‘A land so distressed without war’: economic crisis, the commission for trade, and anti-monopoly petitioning in Jacobean England (c. 1622-1624)
In April 1622, the Privy Council ordered the creation of a temporary commission for trade, charged with the task of investigating the causes of, and potential solutions to, the economic depression engulfing the realm. Heretofore overlooked are the range of petitions which were sent to this body from merchants, clothiers, and gentry. This paper will use this episode and the petitions produced to argue for the importance of this commission for offering a new and important ‘point of contact’ for petitioning activity, and one which was encouraged by the state. It will also highlight the ways through which supplications sent to this body were used to express anti-monopoly sentiments, as clothiers and rival companies took advantage of this opportunity to attack one of the realm’s oldest companies: the Merchant Adventurers of London.

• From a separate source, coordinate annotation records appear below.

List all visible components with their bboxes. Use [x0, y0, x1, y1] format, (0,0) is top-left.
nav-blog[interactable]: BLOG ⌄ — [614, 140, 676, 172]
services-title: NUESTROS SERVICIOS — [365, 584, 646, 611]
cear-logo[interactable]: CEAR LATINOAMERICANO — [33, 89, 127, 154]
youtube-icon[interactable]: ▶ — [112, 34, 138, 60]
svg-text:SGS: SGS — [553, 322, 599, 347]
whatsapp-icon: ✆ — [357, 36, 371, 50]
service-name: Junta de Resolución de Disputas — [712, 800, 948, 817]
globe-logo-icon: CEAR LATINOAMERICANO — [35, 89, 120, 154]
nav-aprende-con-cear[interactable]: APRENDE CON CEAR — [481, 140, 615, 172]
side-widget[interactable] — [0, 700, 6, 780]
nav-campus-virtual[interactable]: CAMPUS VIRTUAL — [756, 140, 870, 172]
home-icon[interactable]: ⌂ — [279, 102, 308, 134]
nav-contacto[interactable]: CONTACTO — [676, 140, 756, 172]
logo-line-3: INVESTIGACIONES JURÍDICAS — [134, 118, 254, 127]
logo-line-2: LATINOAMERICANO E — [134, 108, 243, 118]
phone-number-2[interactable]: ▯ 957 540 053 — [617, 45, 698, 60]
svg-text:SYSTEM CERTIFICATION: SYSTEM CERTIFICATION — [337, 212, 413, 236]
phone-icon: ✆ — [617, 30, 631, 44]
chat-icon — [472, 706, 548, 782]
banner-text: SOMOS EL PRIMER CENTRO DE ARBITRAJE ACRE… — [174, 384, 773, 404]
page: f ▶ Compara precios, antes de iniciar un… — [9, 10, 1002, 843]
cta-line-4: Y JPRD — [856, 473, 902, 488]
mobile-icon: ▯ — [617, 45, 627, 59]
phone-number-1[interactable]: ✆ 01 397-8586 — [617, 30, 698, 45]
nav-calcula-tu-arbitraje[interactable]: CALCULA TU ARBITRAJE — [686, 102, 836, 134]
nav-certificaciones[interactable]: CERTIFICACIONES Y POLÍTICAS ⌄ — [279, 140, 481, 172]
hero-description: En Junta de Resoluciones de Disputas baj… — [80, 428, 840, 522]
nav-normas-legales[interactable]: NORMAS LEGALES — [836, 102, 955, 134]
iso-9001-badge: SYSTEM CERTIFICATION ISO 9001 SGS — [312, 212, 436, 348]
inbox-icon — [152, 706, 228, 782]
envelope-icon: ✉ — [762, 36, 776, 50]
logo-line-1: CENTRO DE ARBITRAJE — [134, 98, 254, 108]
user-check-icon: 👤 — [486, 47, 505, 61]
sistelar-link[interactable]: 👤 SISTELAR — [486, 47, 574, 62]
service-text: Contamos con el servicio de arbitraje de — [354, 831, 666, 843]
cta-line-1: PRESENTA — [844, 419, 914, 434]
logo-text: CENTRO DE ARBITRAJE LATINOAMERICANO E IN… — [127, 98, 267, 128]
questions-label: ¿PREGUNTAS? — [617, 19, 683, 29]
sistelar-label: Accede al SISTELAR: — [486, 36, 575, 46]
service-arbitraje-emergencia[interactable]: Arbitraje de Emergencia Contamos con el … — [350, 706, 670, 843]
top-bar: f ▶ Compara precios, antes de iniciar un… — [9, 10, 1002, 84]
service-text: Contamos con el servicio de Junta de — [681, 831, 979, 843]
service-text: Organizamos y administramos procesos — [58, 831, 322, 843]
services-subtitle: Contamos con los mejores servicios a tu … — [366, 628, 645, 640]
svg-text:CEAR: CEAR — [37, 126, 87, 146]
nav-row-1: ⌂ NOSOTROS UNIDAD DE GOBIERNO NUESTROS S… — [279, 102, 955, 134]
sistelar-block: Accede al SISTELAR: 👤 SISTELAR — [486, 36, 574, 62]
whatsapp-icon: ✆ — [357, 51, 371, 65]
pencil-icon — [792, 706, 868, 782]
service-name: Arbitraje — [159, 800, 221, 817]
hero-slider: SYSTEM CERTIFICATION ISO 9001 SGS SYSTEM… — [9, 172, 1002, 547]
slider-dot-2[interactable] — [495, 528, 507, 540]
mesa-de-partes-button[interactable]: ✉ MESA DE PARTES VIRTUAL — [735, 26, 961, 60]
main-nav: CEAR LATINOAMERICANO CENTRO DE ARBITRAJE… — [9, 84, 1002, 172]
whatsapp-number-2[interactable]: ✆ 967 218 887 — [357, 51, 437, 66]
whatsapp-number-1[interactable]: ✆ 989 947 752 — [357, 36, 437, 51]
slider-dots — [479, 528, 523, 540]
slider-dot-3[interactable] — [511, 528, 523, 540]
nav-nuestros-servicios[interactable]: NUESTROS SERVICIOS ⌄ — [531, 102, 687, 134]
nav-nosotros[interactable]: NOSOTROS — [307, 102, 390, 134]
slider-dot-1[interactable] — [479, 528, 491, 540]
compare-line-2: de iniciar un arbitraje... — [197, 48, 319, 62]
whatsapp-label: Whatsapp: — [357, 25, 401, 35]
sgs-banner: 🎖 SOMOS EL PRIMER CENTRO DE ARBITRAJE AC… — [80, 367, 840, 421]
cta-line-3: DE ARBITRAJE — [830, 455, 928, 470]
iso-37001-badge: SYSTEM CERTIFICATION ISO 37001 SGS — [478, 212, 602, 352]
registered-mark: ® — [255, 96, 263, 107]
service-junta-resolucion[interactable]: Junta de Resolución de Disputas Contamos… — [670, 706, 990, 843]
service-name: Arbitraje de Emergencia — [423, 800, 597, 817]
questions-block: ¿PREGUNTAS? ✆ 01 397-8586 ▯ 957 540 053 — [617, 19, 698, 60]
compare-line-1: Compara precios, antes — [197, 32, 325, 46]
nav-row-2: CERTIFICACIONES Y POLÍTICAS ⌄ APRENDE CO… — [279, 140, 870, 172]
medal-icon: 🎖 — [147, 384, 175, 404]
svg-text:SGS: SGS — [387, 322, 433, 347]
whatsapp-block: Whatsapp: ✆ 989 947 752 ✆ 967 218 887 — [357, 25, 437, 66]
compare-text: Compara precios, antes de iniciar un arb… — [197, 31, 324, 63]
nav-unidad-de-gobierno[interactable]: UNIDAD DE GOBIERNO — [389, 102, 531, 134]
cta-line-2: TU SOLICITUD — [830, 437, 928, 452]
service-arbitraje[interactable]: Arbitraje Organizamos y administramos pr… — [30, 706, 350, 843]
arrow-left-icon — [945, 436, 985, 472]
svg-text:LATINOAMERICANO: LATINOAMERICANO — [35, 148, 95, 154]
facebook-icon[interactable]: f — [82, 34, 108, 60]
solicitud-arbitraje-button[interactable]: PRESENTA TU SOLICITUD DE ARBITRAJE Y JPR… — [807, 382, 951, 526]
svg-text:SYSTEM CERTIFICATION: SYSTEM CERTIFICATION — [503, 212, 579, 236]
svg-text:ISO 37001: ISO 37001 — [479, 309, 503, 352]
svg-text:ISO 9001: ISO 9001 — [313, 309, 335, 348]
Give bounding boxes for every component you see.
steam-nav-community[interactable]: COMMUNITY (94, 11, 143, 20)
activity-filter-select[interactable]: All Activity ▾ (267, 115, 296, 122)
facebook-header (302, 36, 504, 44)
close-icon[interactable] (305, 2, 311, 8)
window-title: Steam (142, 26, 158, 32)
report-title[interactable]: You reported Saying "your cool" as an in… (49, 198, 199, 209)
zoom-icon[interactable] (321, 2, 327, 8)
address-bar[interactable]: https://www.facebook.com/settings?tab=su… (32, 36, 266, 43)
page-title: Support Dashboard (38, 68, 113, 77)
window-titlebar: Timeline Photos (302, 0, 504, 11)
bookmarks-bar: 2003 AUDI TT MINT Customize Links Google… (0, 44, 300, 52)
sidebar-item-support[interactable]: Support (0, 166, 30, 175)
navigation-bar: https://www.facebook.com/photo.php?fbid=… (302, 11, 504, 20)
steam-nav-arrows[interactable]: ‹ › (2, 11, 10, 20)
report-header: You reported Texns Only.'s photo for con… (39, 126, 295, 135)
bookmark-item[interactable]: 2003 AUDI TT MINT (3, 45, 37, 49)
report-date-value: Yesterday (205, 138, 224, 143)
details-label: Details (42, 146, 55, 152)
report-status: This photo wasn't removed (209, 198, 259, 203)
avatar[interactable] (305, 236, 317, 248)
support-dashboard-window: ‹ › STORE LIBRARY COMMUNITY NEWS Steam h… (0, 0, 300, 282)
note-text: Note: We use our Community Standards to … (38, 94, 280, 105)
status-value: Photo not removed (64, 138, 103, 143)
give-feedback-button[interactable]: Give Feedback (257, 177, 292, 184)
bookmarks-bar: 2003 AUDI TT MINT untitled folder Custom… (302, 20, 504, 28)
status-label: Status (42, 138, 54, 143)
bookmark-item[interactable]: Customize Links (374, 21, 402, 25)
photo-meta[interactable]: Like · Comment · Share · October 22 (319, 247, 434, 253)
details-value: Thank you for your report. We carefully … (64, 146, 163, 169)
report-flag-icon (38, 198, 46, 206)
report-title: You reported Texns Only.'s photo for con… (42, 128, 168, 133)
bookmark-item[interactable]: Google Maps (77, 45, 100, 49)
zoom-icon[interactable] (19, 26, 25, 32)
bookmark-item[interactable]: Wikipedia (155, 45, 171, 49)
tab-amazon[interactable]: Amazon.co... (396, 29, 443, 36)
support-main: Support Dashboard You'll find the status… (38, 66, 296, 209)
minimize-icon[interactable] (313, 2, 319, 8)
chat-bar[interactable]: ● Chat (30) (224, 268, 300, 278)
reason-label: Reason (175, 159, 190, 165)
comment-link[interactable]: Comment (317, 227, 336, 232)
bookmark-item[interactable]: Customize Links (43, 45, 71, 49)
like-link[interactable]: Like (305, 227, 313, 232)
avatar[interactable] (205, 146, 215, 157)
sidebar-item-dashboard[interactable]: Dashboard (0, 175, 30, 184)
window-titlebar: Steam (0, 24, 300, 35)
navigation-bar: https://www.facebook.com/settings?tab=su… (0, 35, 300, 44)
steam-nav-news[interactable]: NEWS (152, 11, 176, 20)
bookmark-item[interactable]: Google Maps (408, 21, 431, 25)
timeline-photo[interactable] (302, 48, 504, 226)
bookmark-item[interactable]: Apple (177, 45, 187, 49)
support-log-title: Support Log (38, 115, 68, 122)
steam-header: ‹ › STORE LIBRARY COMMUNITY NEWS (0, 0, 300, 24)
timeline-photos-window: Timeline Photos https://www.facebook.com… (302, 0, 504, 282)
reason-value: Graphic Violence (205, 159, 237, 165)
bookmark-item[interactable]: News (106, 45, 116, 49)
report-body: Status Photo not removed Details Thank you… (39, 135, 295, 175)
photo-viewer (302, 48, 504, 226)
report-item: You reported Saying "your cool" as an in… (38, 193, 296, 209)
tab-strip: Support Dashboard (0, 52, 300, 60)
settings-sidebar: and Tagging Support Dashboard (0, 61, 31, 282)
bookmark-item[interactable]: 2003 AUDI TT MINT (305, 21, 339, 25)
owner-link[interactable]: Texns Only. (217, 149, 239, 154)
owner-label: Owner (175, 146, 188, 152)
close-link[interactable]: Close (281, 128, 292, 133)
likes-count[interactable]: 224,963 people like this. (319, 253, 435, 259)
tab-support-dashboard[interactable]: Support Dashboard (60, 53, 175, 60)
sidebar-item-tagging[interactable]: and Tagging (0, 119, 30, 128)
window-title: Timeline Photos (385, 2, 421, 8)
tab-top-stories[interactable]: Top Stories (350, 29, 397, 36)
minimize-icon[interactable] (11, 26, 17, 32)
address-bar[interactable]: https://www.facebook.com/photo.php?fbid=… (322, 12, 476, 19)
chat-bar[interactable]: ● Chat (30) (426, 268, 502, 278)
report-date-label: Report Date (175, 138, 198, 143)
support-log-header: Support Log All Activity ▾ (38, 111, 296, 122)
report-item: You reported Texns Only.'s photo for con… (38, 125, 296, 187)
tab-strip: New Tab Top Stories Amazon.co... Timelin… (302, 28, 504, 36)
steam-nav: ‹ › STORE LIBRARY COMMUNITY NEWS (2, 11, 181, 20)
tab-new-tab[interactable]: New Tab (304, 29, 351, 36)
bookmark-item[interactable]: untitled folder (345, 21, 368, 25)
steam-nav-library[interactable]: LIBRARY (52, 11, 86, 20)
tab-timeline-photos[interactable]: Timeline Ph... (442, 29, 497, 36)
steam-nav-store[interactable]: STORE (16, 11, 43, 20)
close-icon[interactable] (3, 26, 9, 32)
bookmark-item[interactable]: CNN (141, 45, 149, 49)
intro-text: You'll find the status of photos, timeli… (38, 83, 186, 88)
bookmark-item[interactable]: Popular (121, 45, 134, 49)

Ellen Paterson is a DPhil candidate at Lincoln College, Oxford
Charles I and the Revenue Reform Commission of 1626-7
The abrupt termination of Charles I’s reign has tended to overshadow assessment of its more positive aspects: he was a bold and determined reformer of the system he inherited, even if his innovations were not greeted with universal admiration. Charles’s interest in financial and administrative reform began in 1616, with the Duchy of Cornwall. This was undoubtedly prompted by his advisers, but after Charles’s first two parliaments proved reluctant to grant him taxation without strings attached, in July 1626 he established a commission of Privy Councillors and Exchequer officials to scrutinise revenues and expenditures, and to recommend reforms. The minutes of this commission show a lively debate over a wide range of revenue projects, and also the king’s own interest in its deliberations: at the turn of the year, he spent the better part of a week receiving detailed reports on its findings, personally intervening to shape a range of policies. It can also be discerned that, even where the proposed reforms did not bear immediate fruit, they were often revisited in the 1630s, when fiscal reform became a key aspect of royal policy.
Simon Healy is an independent scholar.